# New Engine shop



## Dick413 (Jan 7, 2008)

The L & Gp Rail has a new engine shop. To start I have give a big thank you to the 
CEO of CapeAnn rail lvMosher.
He sent photos of his engine shop to me and I took it from there. Apx. 2 weeks
ago I got off my back side and found a sign shop that had Sintra. In less then
a week I had what you see done,still working on the roof but have other things to do
right now.
Thanks again Larry


----------



## studeclunker (Mar 15, 2009)

Looks great! Can’t wait to see what the finished product looks like.


----------



## jimtyp (Jan 2, 2008)

Looking really good Dick!

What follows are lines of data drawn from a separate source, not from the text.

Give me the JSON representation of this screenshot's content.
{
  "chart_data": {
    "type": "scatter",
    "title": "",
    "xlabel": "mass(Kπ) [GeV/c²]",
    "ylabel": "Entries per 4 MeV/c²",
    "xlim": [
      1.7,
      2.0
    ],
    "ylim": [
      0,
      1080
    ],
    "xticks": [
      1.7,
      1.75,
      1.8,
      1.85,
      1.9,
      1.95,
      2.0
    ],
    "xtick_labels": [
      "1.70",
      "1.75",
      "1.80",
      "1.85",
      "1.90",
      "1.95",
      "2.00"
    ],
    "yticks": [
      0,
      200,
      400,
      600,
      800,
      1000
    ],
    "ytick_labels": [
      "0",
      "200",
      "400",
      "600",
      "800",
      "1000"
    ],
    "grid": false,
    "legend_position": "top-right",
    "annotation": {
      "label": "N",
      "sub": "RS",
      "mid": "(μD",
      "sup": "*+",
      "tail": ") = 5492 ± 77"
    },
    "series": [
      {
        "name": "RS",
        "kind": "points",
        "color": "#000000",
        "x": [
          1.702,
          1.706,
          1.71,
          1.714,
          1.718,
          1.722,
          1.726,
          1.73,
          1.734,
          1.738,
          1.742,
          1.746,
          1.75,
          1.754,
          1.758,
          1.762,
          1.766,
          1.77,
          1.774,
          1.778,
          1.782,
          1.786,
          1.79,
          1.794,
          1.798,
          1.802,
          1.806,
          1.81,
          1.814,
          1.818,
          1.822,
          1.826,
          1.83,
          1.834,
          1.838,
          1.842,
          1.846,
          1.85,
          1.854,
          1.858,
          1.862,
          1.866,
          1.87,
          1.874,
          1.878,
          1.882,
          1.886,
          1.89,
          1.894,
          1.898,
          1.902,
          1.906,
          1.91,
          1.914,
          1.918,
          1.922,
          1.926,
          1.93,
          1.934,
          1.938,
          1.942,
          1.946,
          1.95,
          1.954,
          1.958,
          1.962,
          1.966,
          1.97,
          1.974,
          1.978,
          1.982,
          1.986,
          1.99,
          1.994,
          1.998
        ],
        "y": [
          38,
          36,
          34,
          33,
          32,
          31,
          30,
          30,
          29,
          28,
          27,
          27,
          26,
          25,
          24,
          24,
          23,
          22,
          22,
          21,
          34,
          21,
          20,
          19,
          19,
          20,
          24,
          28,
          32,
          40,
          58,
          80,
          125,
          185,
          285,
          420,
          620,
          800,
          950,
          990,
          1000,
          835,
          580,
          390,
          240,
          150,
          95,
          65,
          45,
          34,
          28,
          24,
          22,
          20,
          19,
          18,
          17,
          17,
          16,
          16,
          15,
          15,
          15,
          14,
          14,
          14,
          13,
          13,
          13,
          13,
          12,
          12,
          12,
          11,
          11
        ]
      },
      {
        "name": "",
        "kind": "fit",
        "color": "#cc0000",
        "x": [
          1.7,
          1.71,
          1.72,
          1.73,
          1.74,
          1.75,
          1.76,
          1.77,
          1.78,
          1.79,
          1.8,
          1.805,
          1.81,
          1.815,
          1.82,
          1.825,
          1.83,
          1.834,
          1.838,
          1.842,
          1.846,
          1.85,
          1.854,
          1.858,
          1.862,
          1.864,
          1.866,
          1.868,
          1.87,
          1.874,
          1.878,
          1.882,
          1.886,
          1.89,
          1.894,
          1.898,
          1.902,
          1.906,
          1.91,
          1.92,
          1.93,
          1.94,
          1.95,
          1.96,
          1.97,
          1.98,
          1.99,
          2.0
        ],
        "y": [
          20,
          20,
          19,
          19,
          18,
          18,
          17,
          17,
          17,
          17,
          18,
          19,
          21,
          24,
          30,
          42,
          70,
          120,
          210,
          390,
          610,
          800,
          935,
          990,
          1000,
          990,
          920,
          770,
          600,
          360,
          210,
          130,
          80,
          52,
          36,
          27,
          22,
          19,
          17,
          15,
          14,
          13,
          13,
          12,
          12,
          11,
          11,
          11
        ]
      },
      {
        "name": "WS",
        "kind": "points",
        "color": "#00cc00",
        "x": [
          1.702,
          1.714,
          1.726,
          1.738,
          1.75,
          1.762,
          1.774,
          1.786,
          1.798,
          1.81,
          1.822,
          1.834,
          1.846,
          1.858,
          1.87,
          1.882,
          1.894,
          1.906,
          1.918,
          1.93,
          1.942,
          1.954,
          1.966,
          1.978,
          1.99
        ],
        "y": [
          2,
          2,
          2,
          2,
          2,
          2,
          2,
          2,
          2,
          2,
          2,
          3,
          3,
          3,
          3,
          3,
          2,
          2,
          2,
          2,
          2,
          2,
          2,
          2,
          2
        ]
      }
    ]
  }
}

Looks like a modern version of Larry's.


----------



## Dr G (Jan 16, 2008)

Oh, that is cool--what material are you using? Looks just like what I want to build. 

Regards, 

Matt


----------



## Dick413 (Jan 7, 2008)

Thanks Gays, Matt the edges are 5/8 X 1 ½ ABS trim board from HD, the 
flat stock is 6mm Sintra which is ABS board from a sign shop apx. $70 for 
a 4x8 sheet, but will not rot.


----------



## Dick413 (Jan 7, 2008)

studeclunker thank you for posting the how to post pictures


----------



## studeclunker (Mar 15, 2009)

Always glad to help out. The greatest reward of such a thing is seeing the result. A bit like here!







Keep on with the good work, and let us in on the progress. That way we can, vicariously at least, share in the fun!







It's going to be a long time before I can start construction on my buildings. I have to get a railroad going first.







So, thanks for sharing yours.


----------